Following the estrangement between the two countries after the fall of the Soviet Union and the end of Moscow’s assistance to its neighbor, the Kim regime has gradually drawn closer to Moscow in recent years. Pyongyang supports Russia’s invasion of Ukraine and has given its approval to the illegal annexation of provinces in the eastern Donbas region.
In part, this renewed friendship is based on a genuine affinity with Putin’s way of doing things. And in part it is the result of a pragmatic calculation. North Korea is seeking to avoid excessive dependence on China, its main partner, and has been watching the renewed attunement in the Washington-Seoul-Tokyo triangle with alarm.
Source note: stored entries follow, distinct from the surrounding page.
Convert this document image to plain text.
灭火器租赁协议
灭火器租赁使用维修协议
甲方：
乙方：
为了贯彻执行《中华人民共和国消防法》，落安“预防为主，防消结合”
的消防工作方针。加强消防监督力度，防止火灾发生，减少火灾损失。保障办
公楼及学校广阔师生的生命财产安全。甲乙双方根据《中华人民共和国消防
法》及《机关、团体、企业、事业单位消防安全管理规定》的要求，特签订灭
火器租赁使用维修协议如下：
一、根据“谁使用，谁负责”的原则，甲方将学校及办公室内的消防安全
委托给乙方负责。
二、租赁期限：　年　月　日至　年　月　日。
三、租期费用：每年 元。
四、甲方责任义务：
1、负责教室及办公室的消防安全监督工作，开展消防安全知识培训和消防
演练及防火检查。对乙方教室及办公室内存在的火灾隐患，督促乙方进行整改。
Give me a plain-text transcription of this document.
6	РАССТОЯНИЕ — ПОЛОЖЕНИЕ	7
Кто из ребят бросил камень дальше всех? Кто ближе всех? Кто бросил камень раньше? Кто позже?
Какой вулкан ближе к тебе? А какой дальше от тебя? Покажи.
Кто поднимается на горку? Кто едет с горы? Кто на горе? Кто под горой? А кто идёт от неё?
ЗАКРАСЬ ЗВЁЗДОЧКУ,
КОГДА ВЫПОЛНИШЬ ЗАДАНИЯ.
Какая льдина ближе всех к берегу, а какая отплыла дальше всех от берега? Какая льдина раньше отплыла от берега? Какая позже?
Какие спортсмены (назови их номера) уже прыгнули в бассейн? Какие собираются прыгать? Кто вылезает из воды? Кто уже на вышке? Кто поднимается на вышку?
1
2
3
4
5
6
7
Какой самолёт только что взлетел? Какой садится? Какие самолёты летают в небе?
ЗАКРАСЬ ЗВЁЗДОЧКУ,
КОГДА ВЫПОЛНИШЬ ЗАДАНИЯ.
The arms talks will not necessarily lead to military cooperation between Moscow and Pyongyang, some experts point out. It is true that one of Kim’s major objectives is to develop his military industry to maintain it as a deterrent against a possible U.S. attack, having succeeded in manufacturing nuclear warheads. In the last three years he has taken steps to develop hypersonic rockets and sea-to-surface nuclear missiles, and could benefit from a collaboration with Russia to provide technological know-how. But Pyongyang’s resources are limited and while it has managed to develop some cutting-edge technology — its latest military parades have flaunted its intercontinental missiles — it cannot manufacture in large quantities.
“[North Korea] has relatively cutting-edge technology, it’s true. But they will most likely produce such weaponry in small quantities, and the quality of such cutting-edge weaponry will predictably be inferior to Russia’s,” Kookmin University professor Andrei Lankov told the website NK News, which specializes in information about North Korea.
But in the game of smoke and mirrors that often characterizes North Korean foreign policy, the mere perception in Washington — and South Korea and Japan — of intensifying collaboration between Russia and North Korea already represents a victory in Pyongyang in its aspirations for deterrence.
“North Korea has explicitly supported Russia and has strengthened its ties with Russia. Under these circumstances, the chances of the North and Russia cooperating on an arms pact are becoming greater and greater,” a South Korean government source told the Yonhap news agency. The official called on Pyongyang to keep its contacts with Moscow within the limits of UN resolutions and international law: “Cooperation between North Korea and a neighboring country must be conducted in all its forms in a direction that does not harm international peace and order.”
In Moscow, the Kremlin merely indicated that it could not confirm and had nothing to say about the possible meeting. But on Monday, Shoigu recalled that the two countries are discussing the possibility of joint military maneuvers: “We are discussing it with everyone, including the Democratic People’s Republic of Korea. Why not? These are our neighbors.”